If I feel as if I am punishing the patient because Freud told me to, that is when I re-focus on the patient and what is happening in the here and now with our relationship. Without the should. If I find I am punishing the patient because the treatment is going off the rails and I am chest deep in an enactment, I will be sure to seek out supervision to find another outlet for my aggression. Although there are some cases of masochistic or sadistic patients who benefit from a bit of punishment, even then I find it best done in playful ways.
Conclusion:
In conclusion, it is my assertion that we must talk about technique more often and with more history and context so that new clinicians can fall in love with the incredible psychological art that can be psychoanalysis. The simplicity and the complexity. The agreements and the bitter conflicts within the community. The way a well-read psychoanalyst can make sense of a psyche is unparalleled in any other psychotherapeutic sphere. But making sense of a psyche is not, on its own, sufficient to be useful to the humans it is meant to be useful for.
Regardless of our theoretical foundations, every action we take is interpreted through an emotional lens for the patient. Silence is no exception to this rule. A lack of nuance in how we imagine psychoanalysts use silence will lead to many failed treatments. I take the approach that the treatment relationship is the path towards relaxation that allows for a loosening of the defenses and the flexibility to explore other ways to have their life work. In this we can hope that even if the patient does not walk away with much insight they will, by default of going through this relational process the patient may be more able to navigate the world, their drives and their relationships in ways that thread the needle of “good enough.”
References:
Dioguardi, E. (2021). Lacan’s Sinthome or the Point of Psychoanalysis. European Journal of Psychoanalysis. Vol. 7, No. 2.

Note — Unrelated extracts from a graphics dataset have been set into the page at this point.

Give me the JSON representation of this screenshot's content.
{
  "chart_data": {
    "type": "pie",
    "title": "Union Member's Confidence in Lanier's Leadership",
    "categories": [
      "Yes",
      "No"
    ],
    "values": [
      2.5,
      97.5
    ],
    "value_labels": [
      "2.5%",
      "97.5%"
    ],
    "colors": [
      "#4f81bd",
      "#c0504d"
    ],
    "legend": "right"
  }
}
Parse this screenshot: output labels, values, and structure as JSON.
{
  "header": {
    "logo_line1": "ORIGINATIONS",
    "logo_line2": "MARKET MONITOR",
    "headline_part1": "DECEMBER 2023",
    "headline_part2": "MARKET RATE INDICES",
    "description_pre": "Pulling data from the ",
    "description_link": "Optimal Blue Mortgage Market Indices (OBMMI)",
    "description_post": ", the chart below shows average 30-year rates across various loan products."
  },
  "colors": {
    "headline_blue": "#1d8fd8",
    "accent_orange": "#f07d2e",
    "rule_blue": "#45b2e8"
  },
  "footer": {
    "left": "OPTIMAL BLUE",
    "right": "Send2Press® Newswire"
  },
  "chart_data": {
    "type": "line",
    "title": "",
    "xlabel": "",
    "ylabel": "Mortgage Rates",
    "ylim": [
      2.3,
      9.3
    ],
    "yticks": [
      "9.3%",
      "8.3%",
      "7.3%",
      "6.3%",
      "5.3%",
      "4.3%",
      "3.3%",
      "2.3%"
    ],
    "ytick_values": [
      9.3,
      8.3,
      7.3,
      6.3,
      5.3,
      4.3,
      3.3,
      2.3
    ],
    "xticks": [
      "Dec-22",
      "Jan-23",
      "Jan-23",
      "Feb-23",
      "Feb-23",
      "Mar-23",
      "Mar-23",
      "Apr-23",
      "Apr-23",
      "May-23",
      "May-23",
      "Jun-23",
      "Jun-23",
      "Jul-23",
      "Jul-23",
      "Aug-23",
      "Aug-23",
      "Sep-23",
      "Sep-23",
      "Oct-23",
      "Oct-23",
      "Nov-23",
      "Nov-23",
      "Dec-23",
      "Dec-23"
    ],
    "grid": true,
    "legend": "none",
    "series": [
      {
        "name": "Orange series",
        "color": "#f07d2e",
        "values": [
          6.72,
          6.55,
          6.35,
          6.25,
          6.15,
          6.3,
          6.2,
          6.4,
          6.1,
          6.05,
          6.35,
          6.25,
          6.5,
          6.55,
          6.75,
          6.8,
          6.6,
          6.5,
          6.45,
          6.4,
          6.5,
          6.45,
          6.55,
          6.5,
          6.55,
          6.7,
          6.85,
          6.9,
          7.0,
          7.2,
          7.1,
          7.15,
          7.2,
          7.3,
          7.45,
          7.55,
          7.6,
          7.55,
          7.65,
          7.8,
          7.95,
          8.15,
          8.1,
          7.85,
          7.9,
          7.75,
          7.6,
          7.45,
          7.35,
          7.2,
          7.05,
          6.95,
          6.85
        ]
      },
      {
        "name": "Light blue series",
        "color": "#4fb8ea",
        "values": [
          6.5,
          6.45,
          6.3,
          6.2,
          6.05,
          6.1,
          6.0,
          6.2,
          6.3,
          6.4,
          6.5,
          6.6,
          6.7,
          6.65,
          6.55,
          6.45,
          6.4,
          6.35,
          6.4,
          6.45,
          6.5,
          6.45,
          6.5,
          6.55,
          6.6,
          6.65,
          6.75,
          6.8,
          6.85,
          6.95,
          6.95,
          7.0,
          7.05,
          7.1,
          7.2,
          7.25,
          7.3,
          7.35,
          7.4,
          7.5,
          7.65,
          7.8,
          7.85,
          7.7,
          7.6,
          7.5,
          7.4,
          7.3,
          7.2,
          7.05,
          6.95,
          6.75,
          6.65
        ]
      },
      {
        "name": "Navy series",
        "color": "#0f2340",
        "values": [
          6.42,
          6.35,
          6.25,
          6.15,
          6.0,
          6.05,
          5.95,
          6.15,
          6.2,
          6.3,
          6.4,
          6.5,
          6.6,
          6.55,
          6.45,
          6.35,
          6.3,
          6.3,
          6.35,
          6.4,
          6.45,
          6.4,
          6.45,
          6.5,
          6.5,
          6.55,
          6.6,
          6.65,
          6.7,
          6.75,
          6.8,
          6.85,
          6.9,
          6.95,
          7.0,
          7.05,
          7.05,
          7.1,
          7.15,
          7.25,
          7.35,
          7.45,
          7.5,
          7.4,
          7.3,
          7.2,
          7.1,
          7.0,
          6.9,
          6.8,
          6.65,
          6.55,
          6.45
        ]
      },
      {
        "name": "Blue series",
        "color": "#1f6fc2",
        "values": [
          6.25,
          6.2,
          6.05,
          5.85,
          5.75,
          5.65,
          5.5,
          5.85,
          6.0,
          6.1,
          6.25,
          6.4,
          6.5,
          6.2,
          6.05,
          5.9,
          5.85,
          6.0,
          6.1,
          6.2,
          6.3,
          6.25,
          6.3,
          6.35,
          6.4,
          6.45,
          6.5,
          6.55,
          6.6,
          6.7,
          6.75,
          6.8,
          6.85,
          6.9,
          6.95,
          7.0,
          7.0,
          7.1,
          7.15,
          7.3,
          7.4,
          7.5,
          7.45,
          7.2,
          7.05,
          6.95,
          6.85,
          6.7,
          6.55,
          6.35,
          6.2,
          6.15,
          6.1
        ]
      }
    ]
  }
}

Geltner, P. (2013). Emotional communication: Countertransference analysis and the use of feeling in psychoanalytic technique. Routledge/Taylor & Francis Group.
Greenson, R. R. (1967). The technique and practice of psychoanalysis. International Universities Press.
Hewitson, O. (2014). Lessons From Lacan’s Practice—Every Day Psychoanalysis From The Classroom to the Boardroom. Retrieved July 7, 2025 from https://www.lacanonline.com/2014/02/lessons-from-lacans-practice-everyday-psychoanalysis-from-the-classroom-to-the-boardroom-iii/
Holmes, L. (2013). Wrestling with destiny: The promise of psychoanalysis. Routledge/Taylor & Francis Group.
Holmes, L. (2014). Reaching The Repetition Compulsion. Modern Psychoanalysis. Vol. 39. Number One. 27-36
Langs, R. (1976). The bipersonal field. New York: Jason Aronson.
Levine, A. & Heller, R.S.F. (2011). Attached. Penguin Books
Mitchell, S. A., & Black, M. J. (1995). Freud and beyond: A history of modern psychoanalytic thought. BasicBooks.
Reik, T. (1948). Listening with the third ear; the inner experience of a psychoanalyst. Farrar, Straus & Co.
Smith, I. Ed. (2000, 2007, 2010). Freud Complete Works. London. Hogarth Press.
Winnicott, D. W. (1949). Hate in the counter-transference. The International Journal of Psychoanalysis, 30, 69-74.
Winnicott, D. W. (1965). The maturational processes and the facilitating environment: Studies in the theory of emotional development. International Universities Press.